New Delhi is reporting 1 death every 4 min and parks are being turned into crematoriums. In Mumbai, gravediggers are working 24-hr shifts. pic.twitter.com/qbe7NbWjVu
— AJ+ (@ajplus) April 29, 2021
The Ghazipur crematorium in east Delhi has an official capacity of 38 bodies, and prior to the pandemic, only once in living memory had all the funeral pyres been taken in one day. As a second deadly coronavirus wave crosses the capital, up to 150 bodies have arrived by early morning. The workforce has extended their activities into the parking lot, but it is still insufficient.
Indians expressing grief
“We tried so many hospitals, but we couldn’t get her a bed even when her oxygen level dropped to 40%,” Kumar said. She, on the other hand, did not have a chance to live. ” He was enraged, as were several others who were burying their loved ones.
Crematoriums in India spilled over
Sunil Kumar Sharma, the head of the Ghazipur crematorium, said he had never imagined such scenes in his 30 years of helping to bury the dead. “There are so many people who have died,” he said. “It seems as if there would be no one left in Delhi if this continues.”
Despite the fact that handling the bodies of coronavirus victims is supposed to be a strict procedure, Sharma claims that hospitals often send corpses over without any protective covering, exposing his workers to the virus. He said that some families tried to conceal the fact that a member of their family had died of Covid-19.

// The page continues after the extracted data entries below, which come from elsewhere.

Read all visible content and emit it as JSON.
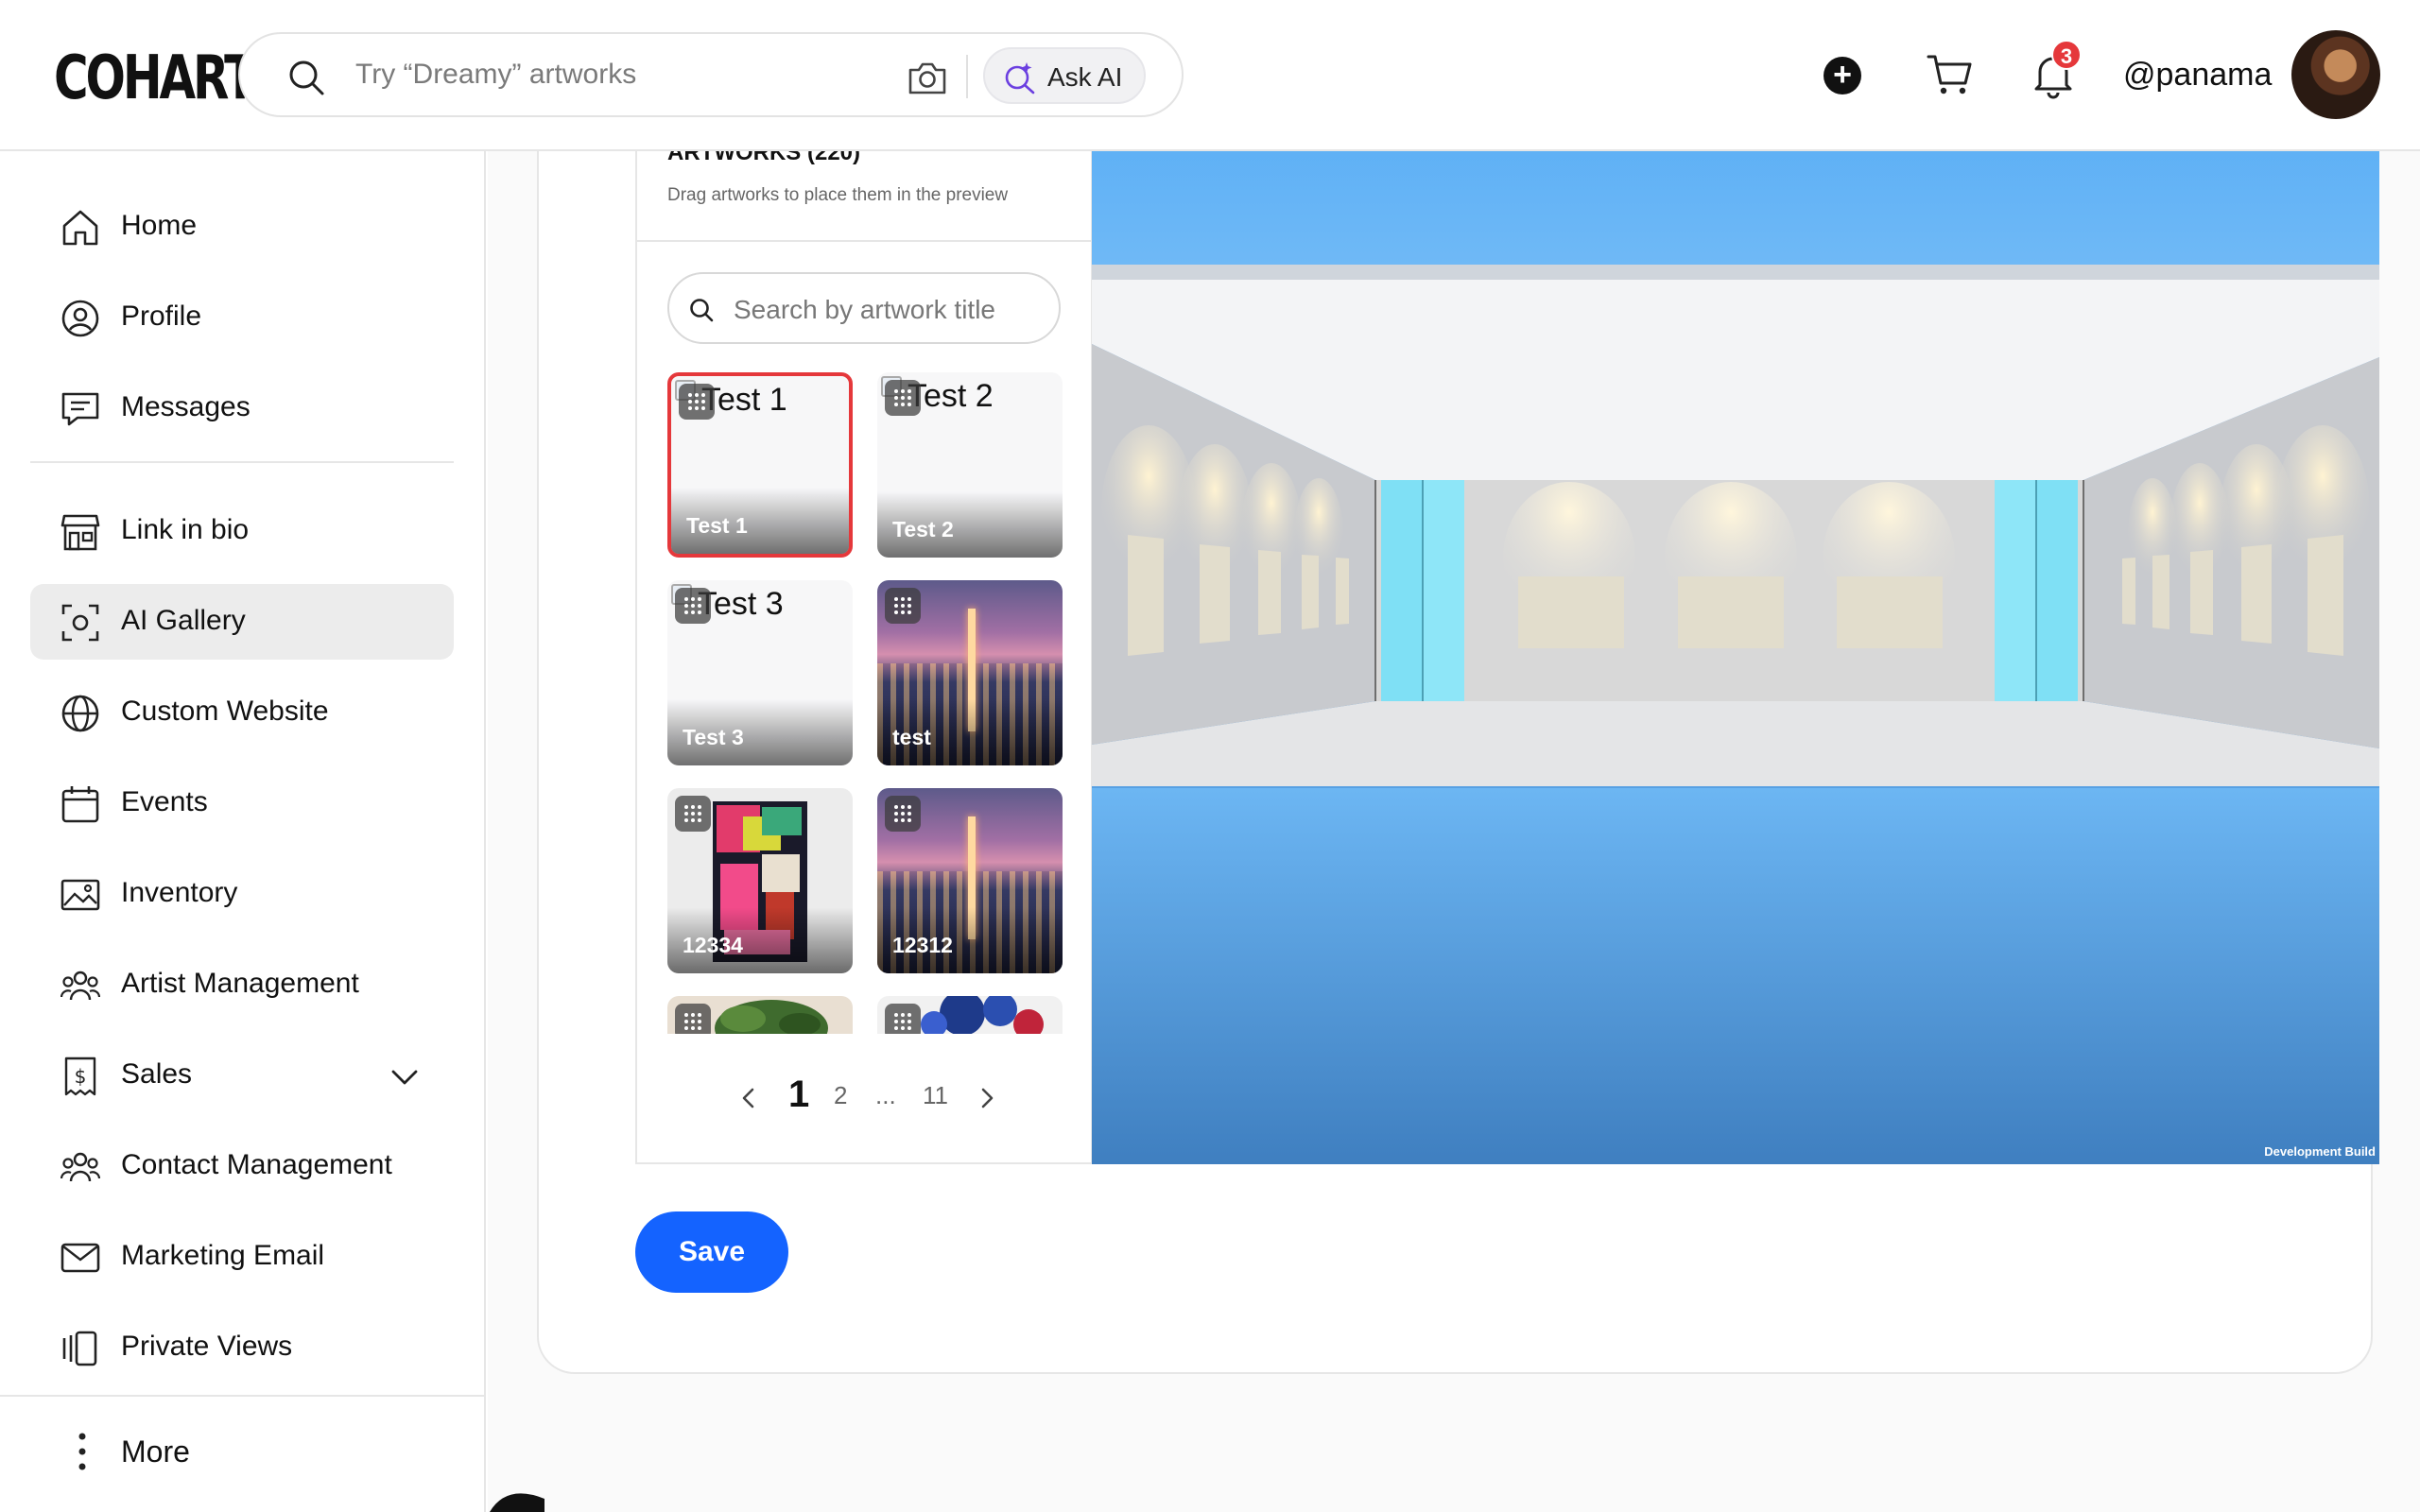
{
  "header": {
    "logo": "COHART",
    "search_placeholder": "Try “Dreamy” artworks",
    "ask_ai_label": "Ask AI",
    "notification_count": "3",
    "username": "@panama"
  },
  "sidebar": {
    "items": [
      {
        "label": "Home",
        "icon": "home-icon"
      },
      {
        "label": "Profile",
        "icon": "user-circle-icon"
      },
      {
        "label": "Messages",
        "icon": "chat-icon"
      },
      {
        "label": "Link in bio",
        "icon": "storefront-icon"
      },
      {
        "label": "AI Gallery",
        "icon": "scan-icon",
        "active": true
      },
      {
        "label": "Custom Website",
        "icon": "globe-icon"
      },
      {
        "label": "Events",
        "icon": "calendar-icon"
      },
      {
        "label": "Inventory",
        "icon": "image-icon"
      },
      {
        "label": "Artist Management",
        "icon": "group-icon"
      },
      {
        "label": "Sales",
        "icon": "dollar-receipt-icon",
        "expandable": true
      },
      {
        "label": "Contact Management",
        "icon": "group-icon"
      },
      {
        "label": "Marketing Email",
        "icon": "mail-icon"
      },
      {
        "label": "Private Views",
        "icon": "cards-icon"
      }
    ],
    "more_label": "More"
  },
  "artworks_panel": {
    "title": "ARTWORKS (220)",
    "subtitle": "Drag artworks to place them in the preview",
    "search_placeholder": "Search by artwork title",
    "tiles": [
      {
        "caption": "Test 1",
        "alt_text": "Test 1",
        "image": "broken",
        "selected": true
      },
      {
        "caption": "Test 2",
        "alt_text": "Test 2",
        "image": "broken"
      },
      {
        "caption": "Test 3",
        "alt_text": "Test 3",
        "image": "broken"
      },
      {
        "caption": "test",
        "image": "city-skyline"
      },
      {
        "caption": "12334",
        "image": "abstract-painting"
      },
      {
        "caption": "12312",
        "image": "city-skyline"
      },
      {
        "caption": "",
        "image": "plant"
      },
      {
        "caption": "",
        "image": "blue-flowers"
      }
    ],
    "pagination": {
      "current": "1",
      "pages": [
        "1",
        "2",
        "...",
        "11"
      ]
    }
  },
  "preview": {
    "watermark": "Development Build"
  },
  "actions": {
    "save_label": "Save"
  },
  "colors": {
    "accent": "#1463ff",
    "badge": "#e5383b",
    "selected_border": "#e5383b",
    "sky": "#66b4f7"
  }
}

As the body of his brother, JJ Ram, was brought into the crematorium and put on the pyre, Ajay Gupta howled in agony. Ram was admitted to the hospital last week after struggling to breathe and has been improving since then, even video-calling Gupta from his bed. The hospital, however, had run out of oxygen, and Ram had died, according to the family.
People’s displeasure with the current Indian government
“The workers told us just a few days ago that he will be fine,” Gupta said. Gupta was also a victim of Delhi’s ruthless market for oxygen and drugs like redeliver, which are sold at exorbitant prices to desperate family members.

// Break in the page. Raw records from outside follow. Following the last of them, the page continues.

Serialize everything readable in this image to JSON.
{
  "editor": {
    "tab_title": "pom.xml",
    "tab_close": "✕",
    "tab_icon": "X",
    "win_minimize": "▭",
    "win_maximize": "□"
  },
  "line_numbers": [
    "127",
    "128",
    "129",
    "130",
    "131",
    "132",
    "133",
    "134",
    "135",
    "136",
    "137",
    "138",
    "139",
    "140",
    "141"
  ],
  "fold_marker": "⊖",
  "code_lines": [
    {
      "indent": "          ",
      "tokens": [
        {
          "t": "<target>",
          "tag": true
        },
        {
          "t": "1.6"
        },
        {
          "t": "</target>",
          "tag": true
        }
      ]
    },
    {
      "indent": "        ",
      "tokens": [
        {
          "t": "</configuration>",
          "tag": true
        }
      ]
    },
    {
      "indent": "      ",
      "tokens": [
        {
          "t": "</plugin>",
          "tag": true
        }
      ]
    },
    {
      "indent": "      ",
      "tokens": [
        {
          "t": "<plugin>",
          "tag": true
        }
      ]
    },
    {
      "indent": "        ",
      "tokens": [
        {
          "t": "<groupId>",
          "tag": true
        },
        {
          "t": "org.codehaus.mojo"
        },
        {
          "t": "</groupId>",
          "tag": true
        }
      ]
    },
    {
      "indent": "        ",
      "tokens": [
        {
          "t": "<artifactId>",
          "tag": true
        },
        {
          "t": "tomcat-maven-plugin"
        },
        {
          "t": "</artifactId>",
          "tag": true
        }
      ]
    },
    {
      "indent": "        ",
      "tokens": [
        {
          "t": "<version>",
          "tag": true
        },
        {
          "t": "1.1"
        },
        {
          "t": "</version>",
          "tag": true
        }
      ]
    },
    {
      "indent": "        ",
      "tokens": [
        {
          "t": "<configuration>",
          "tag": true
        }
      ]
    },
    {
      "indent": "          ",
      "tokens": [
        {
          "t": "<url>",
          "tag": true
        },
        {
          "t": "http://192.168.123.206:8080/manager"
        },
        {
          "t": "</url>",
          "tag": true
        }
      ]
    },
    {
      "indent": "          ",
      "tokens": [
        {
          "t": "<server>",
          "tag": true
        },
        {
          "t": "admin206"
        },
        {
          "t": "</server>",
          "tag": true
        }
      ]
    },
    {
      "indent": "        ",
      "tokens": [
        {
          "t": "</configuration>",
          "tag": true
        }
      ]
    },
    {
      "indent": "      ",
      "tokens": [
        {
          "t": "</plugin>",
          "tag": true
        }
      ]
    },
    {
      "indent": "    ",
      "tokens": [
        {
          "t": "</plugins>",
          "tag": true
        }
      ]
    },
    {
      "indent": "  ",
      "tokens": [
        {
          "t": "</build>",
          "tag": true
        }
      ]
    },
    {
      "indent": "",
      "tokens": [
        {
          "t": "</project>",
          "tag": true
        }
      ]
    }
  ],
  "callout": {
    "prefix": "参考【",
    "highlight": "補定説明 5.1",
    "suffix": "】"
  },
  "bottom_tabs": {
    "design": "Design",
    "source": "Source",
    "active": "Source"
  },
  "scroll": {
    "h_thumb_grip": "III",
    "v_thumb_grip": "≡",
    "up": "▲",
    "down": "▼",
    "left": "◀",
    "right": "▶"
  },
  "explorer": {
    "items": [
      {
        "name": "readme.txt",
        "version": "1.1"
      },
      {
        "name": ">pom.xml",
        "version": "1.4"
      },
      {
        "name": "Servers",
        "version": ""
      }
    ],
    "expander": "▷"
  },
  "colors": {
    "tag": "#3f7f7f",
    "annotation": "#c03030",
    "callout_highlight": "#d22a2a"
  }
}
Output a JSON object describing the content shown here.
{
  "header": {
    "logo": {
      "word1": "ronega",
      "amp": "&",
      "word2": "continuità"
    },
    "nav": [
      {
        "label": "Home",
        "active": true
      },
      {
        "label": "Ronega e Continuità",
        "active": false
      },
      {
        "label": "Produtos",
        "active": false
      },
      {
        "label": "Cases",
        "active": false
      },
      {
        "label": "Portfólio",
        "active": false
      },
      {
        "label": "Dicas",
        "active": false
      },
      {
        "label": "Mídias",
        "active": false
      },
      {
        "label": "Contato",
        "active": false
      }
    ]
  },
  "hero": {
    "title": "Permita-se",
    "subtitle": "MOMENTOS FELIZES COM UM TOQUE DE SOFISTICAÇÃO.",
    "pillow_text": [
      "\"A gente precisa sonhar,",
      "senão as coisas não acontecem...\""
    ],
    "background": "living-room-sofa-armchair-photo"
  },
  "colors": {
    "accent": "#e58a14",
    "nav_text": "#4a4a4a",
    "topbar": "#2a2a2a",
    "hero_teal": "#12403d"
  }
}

Despite concerns about its use in treating Covid-19 patients, Gupta said he had spent every penny he had on redeliver for his brother on the black market for 630,000 rupees (£6,100) – more than 10 times the market price – on the orders of hospital doctors.
“I feel like something has been lost, and a hole has been torn in my heart,” Gupta said, directing his rage at Prime Minister Narendra Modi’s government. He said that the central government was to blame for his brother’s death.
Status quo of COVID-19 in India
The virus is showing no signs of abating in India’s capital. Another 395 deaths and 24,235 cases were recorded in Delhi on Friday morning, setting a new record. The total number of new confirmed new cases in India was 386,693, a new world record. Crematoriums in India are rapidly expanding in an effort to meet the demand for 1,000 cremations every day.